Andy... dba and I have been corresponding via e-mail over the last day or two. He has some really interesting results on the 2P system and almost hit 6GB/s off of a single controller.
Is the 2P system a SB/Romley platform? 6 GB/sec per HBA sounds very, very good. I assume this is off the LSI 9202-16e adapters with 16 SSDs connected. My 9202-16e adapters arrived last friday (i got 4 of them), but I still have to wait for cables to connect them to the SSDs. 4 times 6 GB = 24 GB/sec seems to be the upper limit for a balanced machine with 2 SB CPUs. I/O at this rate consumes ca. 30% of available memory bandwidth. It is less of an issue with systems tuned for storage, but if the processing of that 24 GB/sec datastream requires more than 2 byte memory access by the CPU for each byte read in from the SSDs, the application becomes quite fast CPU bound. Unless the app is well optimized (high % of memory accesses are covered by the cache hierarchy), the 8 memory channels become fast the next bottleneck. Funny times after so many years of I/O "starvation" ...

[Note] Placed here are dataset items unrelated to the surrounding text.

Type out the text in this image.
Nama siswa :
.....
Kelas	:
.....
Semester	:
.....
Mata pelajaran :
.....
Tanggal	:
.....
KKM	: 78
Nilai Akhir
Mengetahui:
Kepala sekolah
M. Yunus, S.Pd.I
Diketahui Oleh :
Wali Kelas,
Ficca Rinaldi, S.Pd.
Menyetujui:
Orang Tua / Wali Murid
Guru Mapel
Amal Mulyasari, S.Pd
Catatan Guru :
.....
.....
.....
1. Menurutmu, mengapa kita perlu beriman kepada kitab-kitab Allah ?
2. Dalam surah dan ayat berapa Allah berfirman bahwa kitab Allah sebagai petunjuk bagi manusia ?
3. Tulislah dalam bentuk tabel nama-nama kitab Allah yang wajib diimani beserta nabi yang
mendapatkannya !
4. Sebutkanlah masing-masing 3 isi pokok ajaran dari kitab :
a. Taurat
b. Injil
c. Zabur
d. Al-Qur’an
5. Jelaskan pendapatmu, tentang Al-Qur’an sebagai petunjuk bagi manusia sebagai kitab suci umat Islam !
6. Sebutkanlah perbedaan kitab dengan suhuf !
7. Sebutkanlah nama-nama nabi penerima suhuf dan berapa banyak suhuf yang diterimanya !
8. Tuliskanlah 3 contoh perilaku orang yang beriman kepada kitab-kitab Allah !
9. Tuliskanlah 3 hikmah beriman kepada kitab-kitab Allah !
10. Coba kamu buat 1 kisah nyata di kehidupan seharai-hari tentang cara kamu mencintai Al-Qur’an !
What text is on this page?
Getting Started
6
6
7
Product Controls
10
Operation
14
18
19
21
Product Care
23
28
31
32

For the type of app currently running on the 2-socket workstation - the CPU is really maxed out from the computational workload - (almost constantly at 150 watt during 24 hrs) including ca. 300 TB of I/O in one day. To preserve as much CPU capacity for the compute part of the job, my current setting is a bit different from the past. Reflecting on the "bottleneck" of the LSI 9207-8i past 5 drives and the inevitable higher CPU load in a pure HBA setting with 32 SSDs passed through the HBA's to establish a software raid-0, I configured the 4 LSI HBAs with 2 raid0 each (4 SSDs per raid0). 2 software raid0 on top of that with each taking one 4-SSD raid per LSI HBA. This arrangement is in my case faster than the "classic" arrangement of of connecting all 16 SSDs of 2 LSI adapters into one raid0 (2 x LSI based 8-SSD raid0, with one software raid0 on top).
On power consumption: according to HWInfo, the 16 ECC RAMs are consuming 50 watt per CPU under high load, giving 100 watt of power just for memory. Add the energy consumption of fans, the LSI controllers, the SSDs, etc. and the 2 high-powered CPUs with 150 Watt TDP each are responsible for a tad above 50% of the total energy consumption under high load (ca. 550 watt peak measured on the wall outlet).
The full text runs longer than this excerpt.